Roe v. Wade was overturned by the U.S. Supreme Court in June 2022 – more than 49 years after the landmark case was initially decided on Jan. 22, 1973 – giving states the authority to majorly regulate, permit or outlaw abortion on their own terms.
Months later in Michigan, Proposal 3 of 2022, a ballot question to enshrine abortion access as a state-constitutional right, was supported by more than 2.48 million voters. It won by more votes than what Michigan’s top three statewide executives won by (Whitmer won by 2.43 million, Attorney General Dana Nessel won by 2.3 million and Secretary of State Jocelyn Benson won by more than 2.46 million).
As of June 30, Whitmer’s national PAC to support pro-abortion candidates had around $165,624 on-hand after obtaining $116,502 in total contributions from June 5-30 – a 25-day period. Meanwhile, as of the October Quarterly, which ended on Oct. 20, the Reproductive Freedom For All ballot question committee – the one behind Prop. 3 of 2022 – had more than $2 million in leftover cash.
However, as for how voters are responding to the abortion topic now, a MIRS-commissioned poll, conducted from Jan. 1-10 with 600 likely Democratic primary voters, found that 13 percent of respondents viewed abortion as “the number one issue” that the federal government should focus on.
Meanwhile, 27 percent believed it was climate and the environment; 12 percent felt it was healthcare quality, access and cost; and 8 percent felt it was jobs and the economy. Also significantly, 21 percent said they were undecided or did not know what the federal government – the U.S. Senate, the U.S. House and the White House – should focus on.
Among surveyed Republican primary voters – with 7 percent identifying as “Soft Republican” and 12 percent as independent Republicans – 4 percent wanted abortion to be focused on.
Additionally, 37 percent of those Republican respondents wanted the federal government to zoom in on immigration, 14 percent on inflation and prices and 11 percent on taxes and government spending.
In attendance the event– with other speakers including U.S. Rep. Haley Stevens (D-Birmingham), Reproductive Freedom For All Midwest Manager Tessa Gawrylowicz, Wayne County Commissioner Alisha Bell and Planned Parenthood of Michigan Dr. Sarah Wallett – was Julie Campbell-Bode, the co-founder and director of operations of Distill Social.

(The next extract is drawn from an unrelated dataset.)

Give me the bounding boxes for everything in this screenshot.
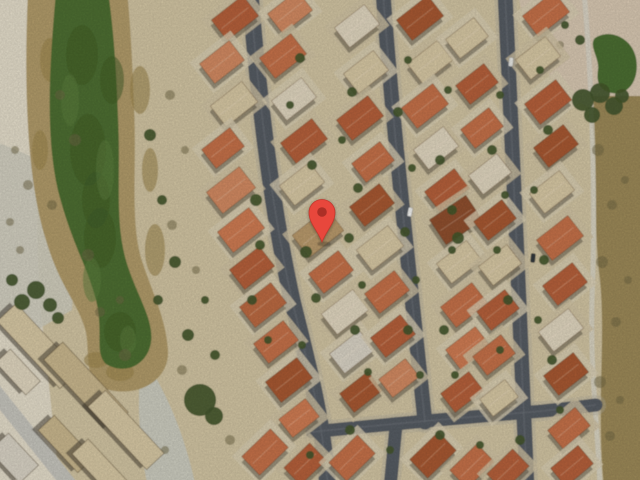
satellite-map[interactable]	[0, 0, 640, 480]
location-pin[interactable]	[304, 192, 340, 246]
pin-body	[309, 200, 335, 243]
pin-inner-dot	[317, 207, 327, 217]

Distill Social is a pro-abortion media group with an X community of more than 6,700 followers.
“I think President Biden has done a great job in many areas, but this is something we need to talk to people about … personally, I don’t think it’s fair that here we are living in Michigan, and we fought like hell to obviously protect our reproductive rights … but I can drive four hours down the road to Indiana and there are women down there that are being forced to make really tragic choices,” Campbell-Bode said. “I think that President Biden should talk about it more.”
When asked if threats of a potential federal abortion ban is a “boogeyman” scenario, Campbell-Bode said a lot of people thought of the possibility of Roe v. Wade being overturned as a boogeyman threat as well.
“If we go to sleep at the wheel again, it will be our fault if that happens if the opportunity arises,” she said, explaining earlier that “we have a large following of almost 100,000 young people on TikTok, and anything that has any focus on reproductive health care really fires everybody up … quite frankly, still any social media posting we do around this issue is still our most popular.”